Could a surgical doctor collect more fee from Medicare if there is a larger incision on the surgery? My mom had a G-tube sugery. I found out she had a large incision on her abdomen for the g-tube surgey. This is not commonly done this way. The incision was done without the informed consent of my mother & family members.
 


ecmst12

Senior Member
No, payment has nothing to do with the size of the incision. It depends on the procedure performed, designated by the codes that are billed with. If your mother consented to the procedure, then she consented to the procedure. Unless you're talking about a surgery that was supposed to be laparoscopic but had to be converted to an open procedure. If this was done, there was a medical reason for it and it most likely would have been something that happened or was discovered after the surgery was began and your mother was unconscious. Therefore there was no way (and no need) to get a separate consent. There is always the possibilty/risk that it won't be possible to successfully complete a procedure laparoscopically and a full incision will have to be made; that's part of what's consented to in the original consent. In a case like that, the procedure that would get billed would be the open one, but whether there's a difference in fees would depend on what it is and would in most cases not be significant. This would not be done simply to be able to get a few more dollars from Medicare.
 

panzertanker

Senior Member
No, payment has nothing to do with the size of the incision. It depends on the procedure performed, designated by the codes that are billed with. If your mother consented to the procedure, then she consented to the procedure. Unless you're talking about a surgery that was supposed to be laparoscopic but had to be converted to an open procedure. If this was done, there was a medical reason for it and it most likely would have been something that happened or was discovered after the surgery was began and your mother was unconscious. Therefore there was no way (and no need) to get a separate consent. There is always the possibilty/risk that it won't be possible to successfully complete a procedure laparoscopically and a full incision will have to be made; that's part of what's consented to in the original consent. In a case like that, the procedure that would get billed would be the open one, but whether there's a difference in fees would depend on what it is and would in most cases not be significant. This would not be done simply to be able to get a few more dollars from Medicare.
The one question I would have about that would be what about fee scale differences based on the difficulty level of the procedure?

Ex: I do a single layer wound closure vs. multi-layer.
Different CPT, different ICD-9 = higher reimbursement.

Would that apply to this situation as well ecmst12?
 

ecmst12

Senior Member
I am not a certified coder or anything like that, but I'm familiar with CPT codes. I've never seen the same surgical procedure have different codes for different types of closures.
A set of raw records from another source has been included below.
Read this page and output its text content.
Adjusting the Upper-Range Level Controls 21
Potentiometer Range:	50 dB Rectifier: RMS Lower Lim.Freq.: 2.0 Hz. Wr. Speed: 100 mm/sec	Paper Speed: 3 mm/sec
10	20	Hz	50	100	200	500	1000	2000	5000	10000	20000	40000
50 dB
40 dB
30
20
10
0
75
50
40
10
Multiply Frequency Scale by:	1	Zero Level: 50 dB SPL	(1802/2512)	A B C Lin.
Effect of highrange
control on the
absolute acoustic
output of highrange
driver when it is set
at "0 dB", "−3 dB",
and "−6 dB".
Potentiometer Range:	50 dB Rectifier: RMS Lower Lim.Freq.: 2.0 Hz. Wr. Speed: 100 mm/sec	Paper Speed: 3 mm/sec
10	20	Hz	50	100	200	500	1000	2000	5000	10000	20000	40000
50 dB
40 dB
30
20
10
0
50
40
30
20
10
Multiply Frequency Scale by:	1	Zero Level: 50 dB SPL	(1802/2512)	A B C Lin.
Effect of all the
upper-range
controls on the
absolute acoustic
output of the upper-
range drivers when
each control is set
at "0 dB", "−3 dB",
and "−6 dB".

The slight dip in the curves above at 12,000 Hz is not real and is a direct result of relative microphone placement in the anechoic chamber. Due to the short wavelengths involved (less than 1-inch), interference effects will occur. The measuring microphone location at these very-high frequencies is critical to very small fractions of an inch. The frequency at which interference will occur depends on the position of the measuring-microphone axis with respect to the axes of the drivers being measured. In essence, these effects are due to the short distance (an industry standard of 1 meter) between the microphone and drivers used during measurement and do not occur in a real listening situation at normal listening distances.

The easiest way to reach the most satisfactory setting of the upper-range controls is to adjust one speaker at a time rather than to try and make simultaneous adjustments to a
A single vs. double layer wound closure would be just a closure for a laceration or something without an associated surgery right? That's what it sounds like. So in that case the fee amounts may be different but still probably not VASTLY different. But I don't think that would apply to OP's situation.

OP's situation was EITHER a laparoscopic surgery converted to an open surgery, in which case a different CPT code would be billed but could end up being either more OR less expensive depending on the procedure, and the fees involved would have nothing to do with the decision to change the type of surgery....

OR OP's mother just ended up with a bigger scar/incision then she was expecting in which case no, the amount that medicare reimburses won't change because of that, and most likely the larger incision was necessary to complete the procedure.

But when you have a complicated surgery, you don't bill Medicare separately for the closure, the whole thing is paid at one rate under the code for the main procedure, at least as far as the doctor's bill goes (facility/pathology/anesthesia/etc bills are a whole other can of worms!).